Demonstrate EM algorithm with Gaussian mixture model
Published:
-
Background
The Expectation-Maximization (EM) algorithm is a powerful method for estimating parameters in statistical models that include unobserved or latent variables. In such models, the log-likelihood depends on the latent variables, and the marginal log-likelihood \(l(\theta)\) (which integrates over the latent variables) often lacks an analytical solution, making direct maximization intractable.
The EM algorithm provides a practical, iterative approach to approximate the maximum likelihood estimates (MLE) of the parameters of interest. Many excellent resources explain the EM algorithm in depth. For instance, this blog post derives the general form of the EM algorithm and explains why it converges to a local maximum. This video offers a more intuitive demonstration of how the EM algorithm works, and this tutorial implements EM for estimating parameters in a Gaussian mixture model, but only for one parameter \(\pi\).
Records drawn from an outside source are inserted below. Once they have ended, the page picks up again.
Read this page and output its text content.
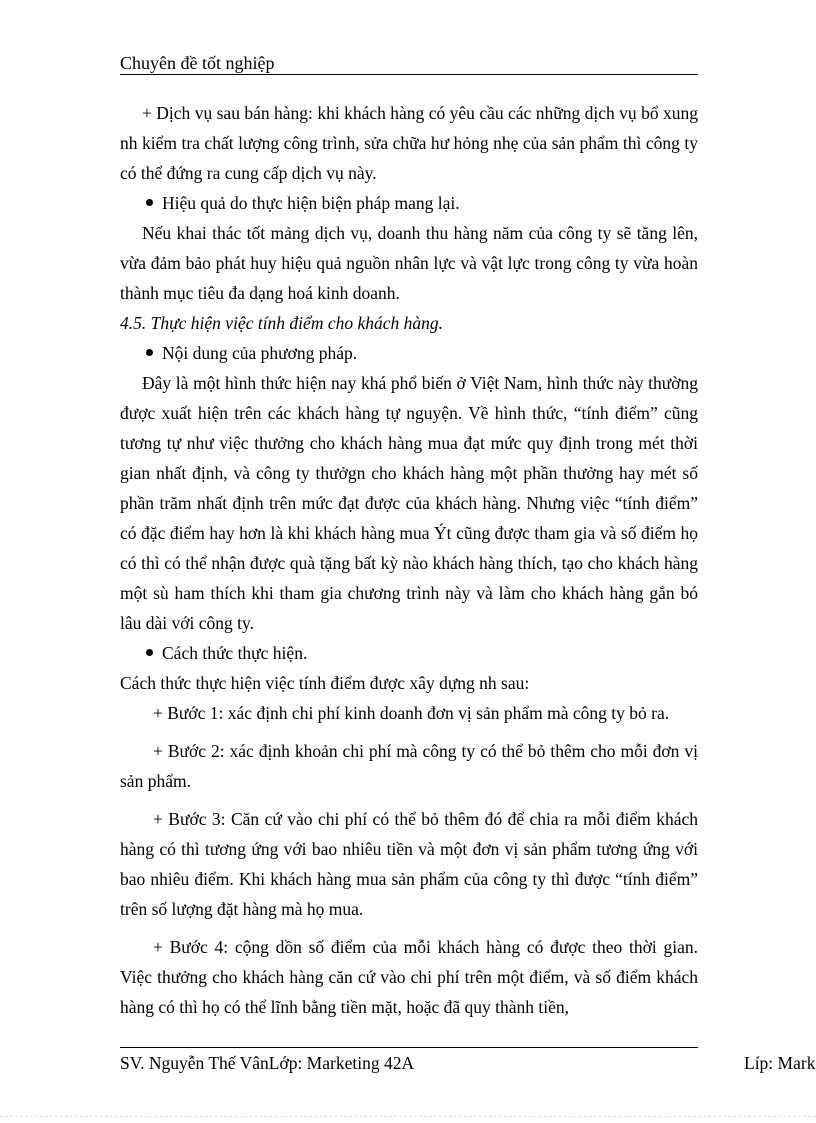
Chuyên đề tốt nghiệp

+ Dịch vụ sau bán hàng: khi khách hàng có yêu cầu các những dịch vụ bổ xung nh kiểm tra chất lượng công trình, sửa chữa hư hỏng nhẹ của sản phẩm thì công ty có thể đứng ra cung cấp dịch vụ này.

Hiệu quả do thực hiện biện pháp mang lại.

Nếu khai thác tốt mảng dịch vụ, doanh thu hàng năm của công ty sẽ tăng lên, vừa đảm bảo phát huy hiệu quả nguồn nhân lực và vật lực trong công ty vừa hoàn thành mục tiêu đa dạng hoá kinh doanh.

4.5. Thực hiện việc tính điểm cho khách hàng.

Nội dung của phương pháp.

Đây là một hình thức hiện nay khá phổ biến ở Việt Nam, hình thức này thường được xuất hiện trên các khách hàng tự nguyện. Về hình thức, “tính điểm” cũng tương tự như việc thưởng cho khách hàng mua đạt mức quy định trong mét thời gian nhất định, và công ty thưởgn cho khách hàng một phần thưởng hay mét số phần trăm nhất định trên mức đạt được của khách hàng. Nhưng việc “tính điểm” có đặc điểm hay hơn là khi khách hàng mua Ýt cũng được tham gia và số điểm họ có thì có thể nhận được quà tặng bất kỳ nào khách hàng thích, tạo cho khách hàng một sù ham thích khi tham gia chương trình này và làm cho khách hàng gắn bó lâu dài với công ty.

Cách thức thực hiện.

Cách thức thực hiện việc tính điểm được xây dựng nh sau:

+ Bước 1: xác định chi phí kinh doanh đơn vị sản phẩm mà công ty bỏ ra.

+ Bước 2: xác định khoản chi phí mà công ty có thể bỏ thêm cho mỗi đơn vị sản phẩm.

+ Bước 3: Căn cứ vào chi phí có thể bỏ thêm đó để chia ra mỗi điểm khách hàng có thì tương ứng với bao nhiêu tiền và một đơn vị sản phẩm tương ứng với bao nhiêu điểm. Khi khách hàng mua sản phẩm của công ty thì được “tính điểm” trên số lượng đặt hàng mà họ mua.

+ Bước 4: cộng dồn số điểm của mỗi khách hàng có được theo thời gian. Việc thưởng cho khách hàng căn cứ vào chi phí trên một điểm, và số điểm khách hàng có thì họ có thể lĩnh bằng tiền mặt, hoặc đã quy thành tiền,

SV. Nguyễn Thế VânLớp: Marketing 42A	Líp: Mark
Rather than repeating the theory behind the EM algorithm, this post will focus on a hands-on implementation: using the EM algorithm to estimate the MLE of \(\theta = (\mu_1, \mu_2, \pi_1)\) in a bimodal Gaussian mixture model.
Data simulation
We first simulate a toy dataset where \(X \sim GauMix(\mu_1, \mu_2, \pi_1)\), where sd of both Gaussian components are known and equal to 1.
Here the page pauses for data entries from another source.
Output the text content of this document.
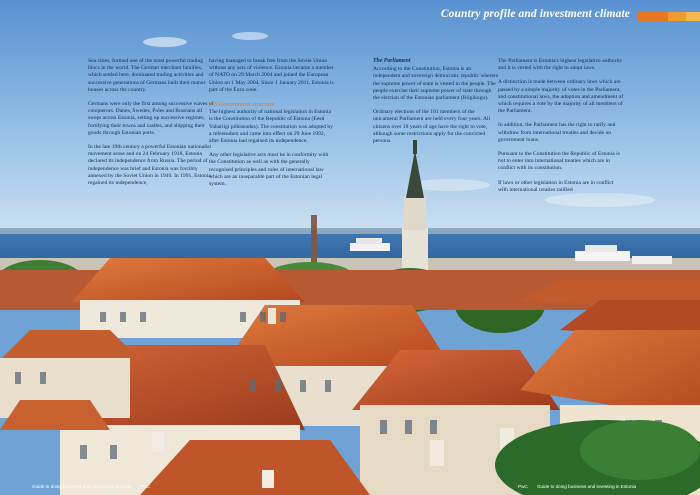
Country profile and investment climate

Sea cities, formed one of the most powerful trading blocs in the world. The German merchant families, which settled here, dominated trading activities and successive generations of Germans built their manor houses across the country.

Germans were only the first among successive waves of conquerors. Danes, Swedes, Poles and Russians all swept across Estonia, setting up successive regimes, fortifying their towns and castles, and shipping their goods through Estonian ports.

In the late 19th century a powerful Estonian nationalist movement arose and on 24 February 1918, Estonia declared its independence from Russia. The period of independence was brief and Estonia was forcibly annexed by the Soviet Union in 1940. In 1991, Estonia regained its independence,

having managed to break free from the Soviet Union without any acts of violence. Estonia became a member of NATO on 29 March 2004 and joined the European Union on 1 May 2004. Since 1 January 2011, Estonia is part of the Euro zone.

1.3 Government structure

The highest authority of national legislation in Estonia is the Constitution of the Republic of Estonia (Eesti Vabariigi põhiseadus). The constitution was adopted by a referendum and came into effect on 29 June 1992, after Estonia had regained its independence.

Any other legislative acts must be in conformity with the Constitution as well as with the generally recognised principles and rules of international law which are an inseparable part of the Estonian legal system.

The Parliament

According to the Constitution, Estonia is an independent and sovereign democratic republic wherein the supreme power of state is vested in the people. The people exercise their supreme power of state through the election of the Estonian parliament (Riigikogu).

Ordinary elections of the 101 members of the unicameral Parliament are held every four years. All citizens over 18 years of age have the right to vote, although some restrictions apply for the convicted persons.

The Parliament is Estonia's highest legislative authority and it is vested with the right to adopt laws.

A distinction is made between ordinary laws which are passed by a simple majority of votes in the Parliament, and constitutional laws, the adoption and amendment of which requires a vote by the majority of all members of the Parliament.

In addition, the Parliament has the right to ratify and withdraw from international treaties and decide on government loans.

Pursuant to the Constitution the Republic of Estonia is not to enter into international treaties which are in conflict with its constitution.

If laws or other legislation in Estonia are in conflict with international treaties ratified

Guide to doing business and investing in Estonia PwC	PwC Guide to doing business and investing in Estonia
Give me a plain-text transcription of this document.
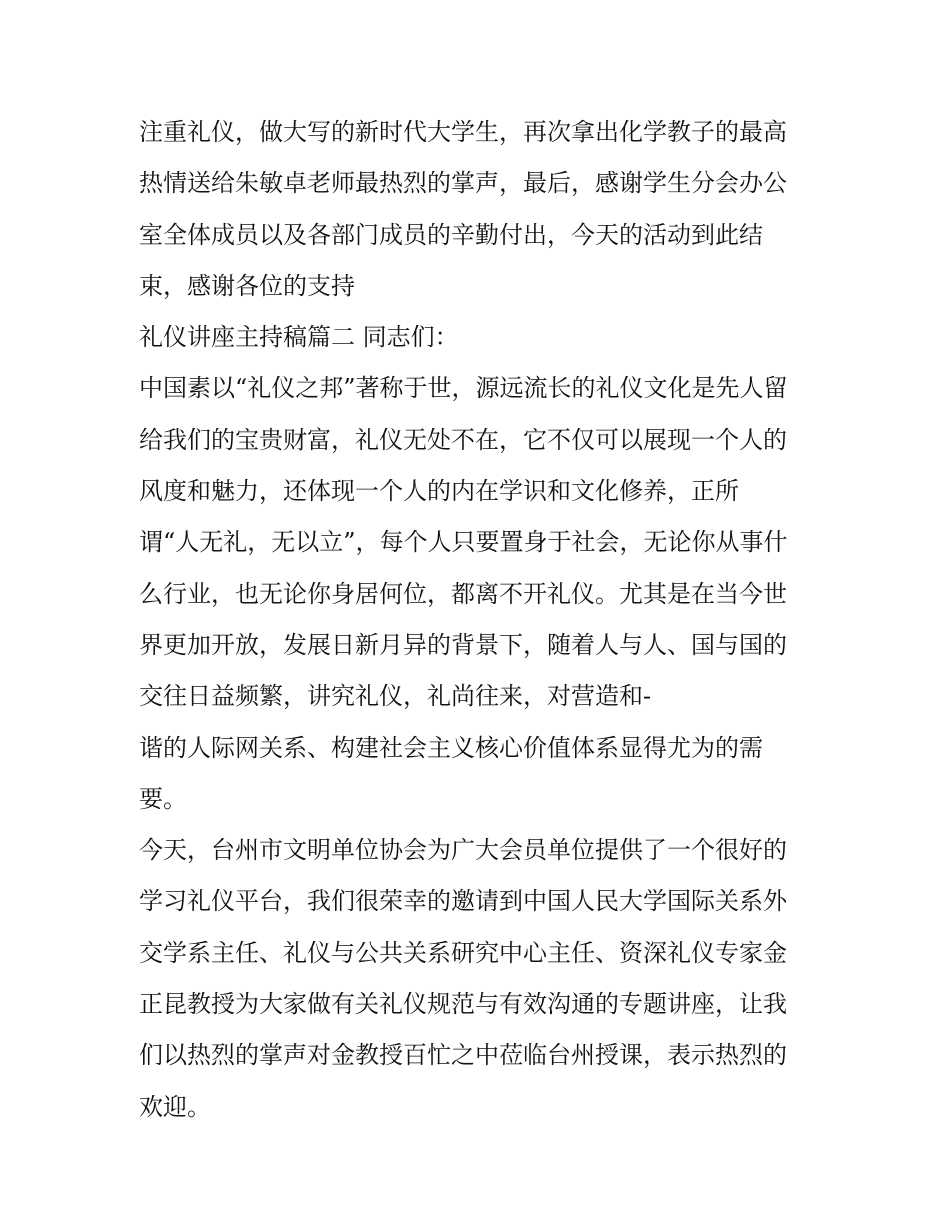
注重礼仪，做大写的新时代大学生，再次拿出化学教子的最高
热情送给朱敏卓老师最热烈的掌声，最后，感谢学生分会办公
室全体成员以及各部门成员的辛勤付出，今天的活动到此结
束，感谢各位的支持
礼仪讲座主持稿篇二 同志们：
中国素以“礼仪之邦”著称于世，源远流长的礼仪文化是先人留
给我们的宝贵财富，礼仪无处不在，它不仅可以展现一个人的
风度和魅力，还体现一个人的内在学识和文化修养，正所
谓“人无礼，无以立”，每个人只要置身于社会，无论你从事什
么行业，也无论你身居何位，都离不开礼仪。尤其是在当今世
界更加开放，发展日新月异的背景下，随着人与人、国与国的
交往日益频繁，讲究礼仪，礼尚往来，对营造和-
谐的人际网关系、构建社会主义核心价值体系显得尤为的需
要。
今天，台州市文明单位协会为广大会员单位提供了一个很好的
学习礼仪平台，我们很荣幸的邀请到中国人民大学国际关系外
交学系主任、礼仪与公共关系研究中心主任、资深礼仪专家金
正昆教授为大家做有关礼仪规范与有效沟通的专题讲座，让我
们以热烈的掌声对金教授百忙之中莅临台州授课，表示热烈的
欢迎。
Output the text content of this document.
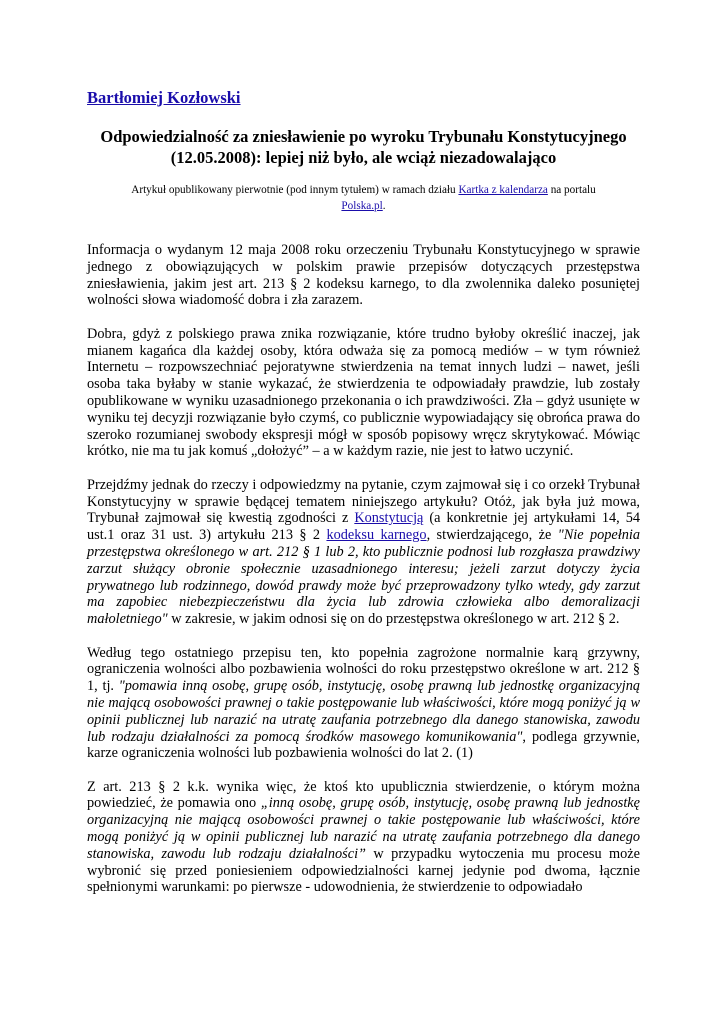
Bartłomiej Kozłowski
Odpowiedzialność za zniesławienie po wyroku Trybunału Konstytucyjnego
(12.05.2008): lepiej niż było, ale wciąż niezadowalająco
Artykuł opublikowany pierwotnie (pod innym tytułem) w ramach działu Kartka z kalendarza na portalu
Polska.pl.

Informacja o wydanym 12 maja 2008 roku orzeczeniu Trybunału Konstytucyjnego w sprawie jednego z obowiązujących w polskim prawie przepisów dotyczących przestępstwa zniesławienia, jakim jest art. 213 § 2 kodeksu karnego, to dla zwolennika daleko posuniętej wolności słowa wiadomość dobra i zła zarazem.

Dobra, gdyż z polskiego prawa znika rozwiązanie, które trudno byłoby określić inaczej, jak mianem kagańca dla każdej osoby, która odważa się za pomocą mediów – w tym również Internetu – rozpowszechniać pejoratywne stwierdzenia na temat innych ludzi – nawet, jeśli osoba taka byłaby w stanie wykazać, że stwierdzenia te odpowiadały prawdzie, lub zostały opublikowane w wyniku uzasadnionego przekonania o ich prawdziwości. Zła – gdyż usunięte w wyniku tej decyzji rozwiązanie było czymś, co publicznie wypowiadający się obrońca prawa do szeroko rozumianej swobody ekspresji mógł w sposób popisowy wręcz skrytykować. Mówiąc krótko, nie ma tu jak komuś „dołożyć” – a w każdym razie, nie jest to łatwo uczynić.

Przejdźmy jednak do rzeczy i odpowiedzmy na pytanie, czym zajmował się i co orzekł Trybunał Konstytucyjny w sprawie będącej tematem niniejszego artykułu? Otóż, jak była już mowa, Trybunał zajmował się kwestią zgodności z Konstytucją (a konkretnie jej artykułami 14, 54 ust.1 oraz 31 ust. 3) artykułu 213 § 2 kodeksu karnego, stwierdzającego, że "Nie popełnia przestępstwa określonego w art. 212 § 1 lub 2, kto publicznie podnosi lub rozgłasza prawdziwy zarzut służący obronie społecznie uzasadnionego interesu; jeżeli zarzut dotyczy życia prywatnego lub rodzinnego, dowód prawdy może być przeprowadzony tylko wtedy, gdy zarzut ma zapobiec niebezpieczeństwu dla życia lub zdrowia człowieka albo demoralizacji małoletniego" w zakresie, w jakim odnosi się on do przestępstwa określonego w art. 212 § 2.

Według tego ostatniego przepisu ten, kto popełnia zagrożone normalnie karą grzywny, ograniczenia wolności albo pozbawienia wolności do roku przestępstwo określone w art. 212 § 1, tj. "pomawia inną osobę, grupę osób, instytucję, osobę prawną lub jednostkę organizacyjną nie mającą osobowości prawnej o takie postępowanie lub właściwości, które mogą poniżyć ją w opinii publicznej lub narazić na utratę zaufania potrzebnego dla danego stanowiska, zawodu lub rodzaju działalności za pomocą środków masowego komunikowania", podlega grzywnie, karze ograniczenia wolności lub pozbawienia wolności do lat 2. (1)

Z art. 213 § 2 k.k. wynika więc, że ktoś kto upublicznia stwierdzenie, o którym można powiedzieć, że pomawia ono „inną osobę, grupę osób, instytucję, osobę prawną lub jednostkę organizacyjną nie mającą osobowości prawnej o takie postępowanie lub właściwości, które mogą poniżyć ją w opinii publicznej lub narazić na utratę zaufania potrzebnego dla danego stanowiska, zawodu lub rodzaju działalności” w przypadku wytoczenia mu procesu może wybronić się przed poniesieniem odpowiedzialności karnej jedynie pod dwoma, łącznie spełnionymi warunkami: po pierwsze - udowodnienia, że stwierdzenie to odpowiadało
pi_s = 0.4; u1_s = 0; u2_s = 4
mix_data = sapply(runif(5000), FUN = function(x){
if(x<pi_s){
return(rnorm(n = 1, mean = u1_s))
}else{
return(rnorm(n = 1, mean = u2_s))
}
})
The histogram of mix_data are shown below:
Implementing EM algorithm for bimodal Gaussian mixture model in R
We implemented the EM algorithm in R to compute the maximum likelihood estimate (MLE) for \(\theta = (\mu_1, \mu_2, \pi_1)\) in a bimodal Gaussian mixture model.
For simplicity, we used only one set of initial values for \(\theta\). The algorithm stops when converges (delta log likelihood < 1e-5) or after 50 iterations, whichever comes first.
######################
# implement EM algorithm
calc_resp = function(xi, u1, u2, pi_1, pi_2){
w_k1 = pi_1 * dnorm(xi, u1)
w_k2 = pi_2 * dnorm(xi, u2)
resp_k1 = w_k1 / sum(w_k1, w_k2)
resp_k2 = w_k2 / sum(w_k1, w_k2)
#browser()
return(c(resp_k1, resp_k2))
}
EM.iter <-function(mix_data, u1, u2, pi_1){
resp_k1_list = c()
resp_k2_list = c()
for(xi in mix_data){
temp = calc_resp(xi, u1, u2, pi_1, 1 - pi_1)
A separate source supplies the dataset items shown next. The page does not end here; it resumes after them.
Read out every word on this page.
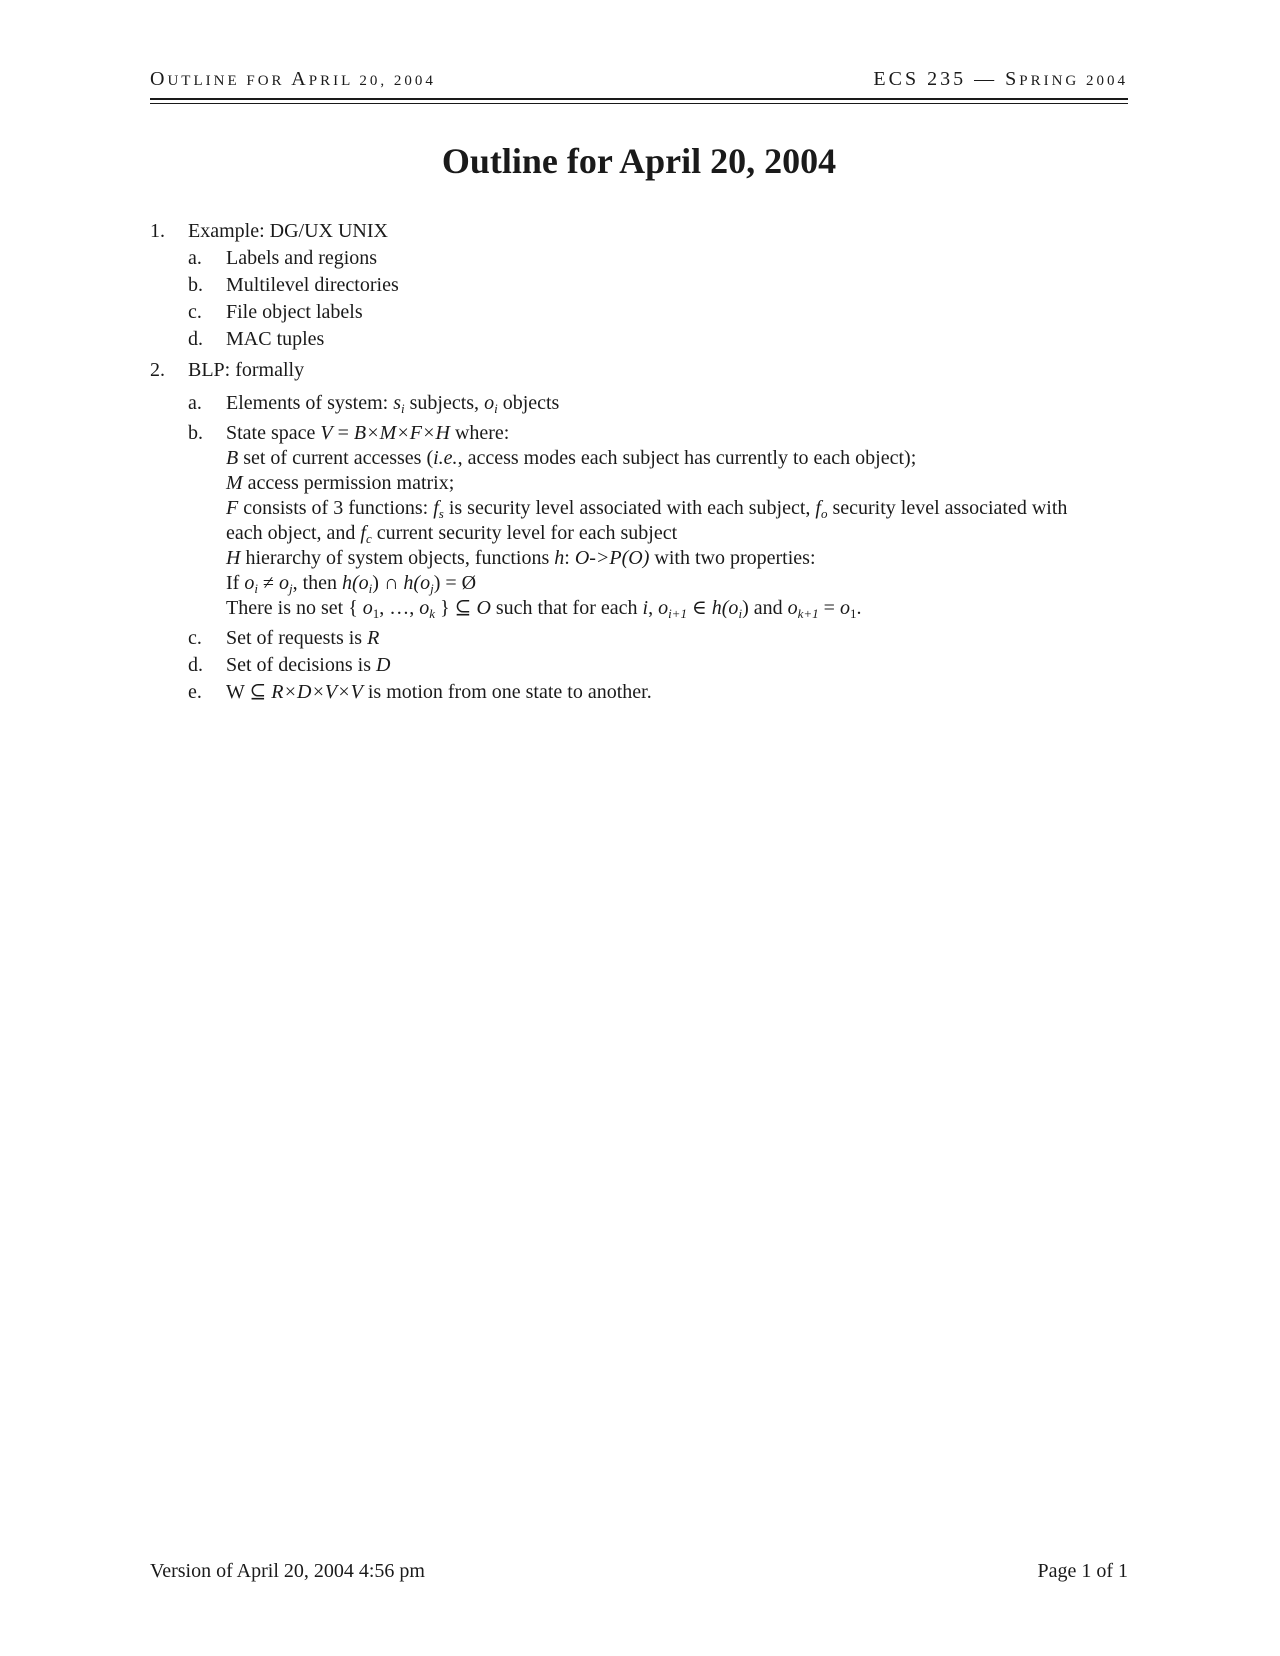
OUTLINE FOR APRIL 20, 2004	ECS 235 — SPRING 2004
Outline for April 20, 2004
1. Example: DG/UX UNIX
a. Labels and regions
b. Multilevel directories
c. File object labels
d. MAC tuples
2. BLP: formally
a. Elements of system: $s_i$ subjects, $o_i$ objects
b. State space V = B×M×F×H where:
B set of current accesses (i.e., access modes each subject has currently to each object);
M access permission matrix;
F consists of 3 functions: $f_s$ is security level associated with each subject, $f_o$ security level associated with
each object, and $f_c$ current security level for each subject
H hierarchy of system objects, functions h: O->P(O) with two properties:
If $o_i \ne o_j$, then $h(o_i)$ ∩ $h(o_j)$ = Ø
There is no set { $o_1$, …, $o_k$ } ⊆ O such that for each i, $o_{i+1}$ ∈ $h(o_i)$ and $o_{k+1} = o_1$.
c. Set of requests is R
d. Set of decisions is D
e. W ⊆ R×D×V×V is motion from one state to another.
Version of April 20, 2004 4:56 pm	Page 1 of 1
resp_k1_list = c(resp_k1_list, temp[1])
resp_k2_list = c(resp_k2_list, temp[2])
}
N_k1 = sum(resp_k1_list)
N_k2 = sum(resp_k2_list)
pi_1_new = N_k1 / length(mix_data)
u1_new = sum(resp_k1_list * mix_data) / N_k1
u2_new = sum(resp_k2_list * mix_data) / N_k2
return(c(u1_new, u2_new, pi_1_new))
}
calc.log.lik <- function(mix_data, u1, u2, pi_1, pi_2){
log.lik.list = c()
for(xi in mix_data){
temp = log(pi_1 * dnorm(xi, u1, sd = 1) + pi_2 * dnorm(xi, u2, sd = 1))
log.lik.list = c(log.lik.list, temp)
}
return(sum(log.lik.list))
}
#######################
# initialization:
u1_curr = -3; u2_curr = 3; p1_curr = 0.3;
log.lik = -Inf
# save intermediate results:
u1_list = c()
u2_list = c()
p1_list = c()
p2_list = c()
for(i in c(1:50)){
log.lik_curr = calc.log.lik(mix_data, u1_curr, u2_curr, p1_curr, 1 - p1_curr)
if(log.lik_curr - log.lik < 1e-5){
break
}else{
log.lik = log.lik_curr
}
temp = EM.iter(mix_data, u1_curr, u2_curr, p1_curr)
u1_curr = temp[1]; u2_curr = temp[2]; p1_curr = temp[3];
u1_list = c(u1_list, u1_curr)
u2_list = c(u2_list, u2_curr)
p1_list = c(p1_list, p1_curr)
p2_list = c(p2_list, 1 - p1_curr)
}
The algorithm converged after 12 iterations. The plots below illustrate how the estimated values of each parameter evolved over the course of the iterations.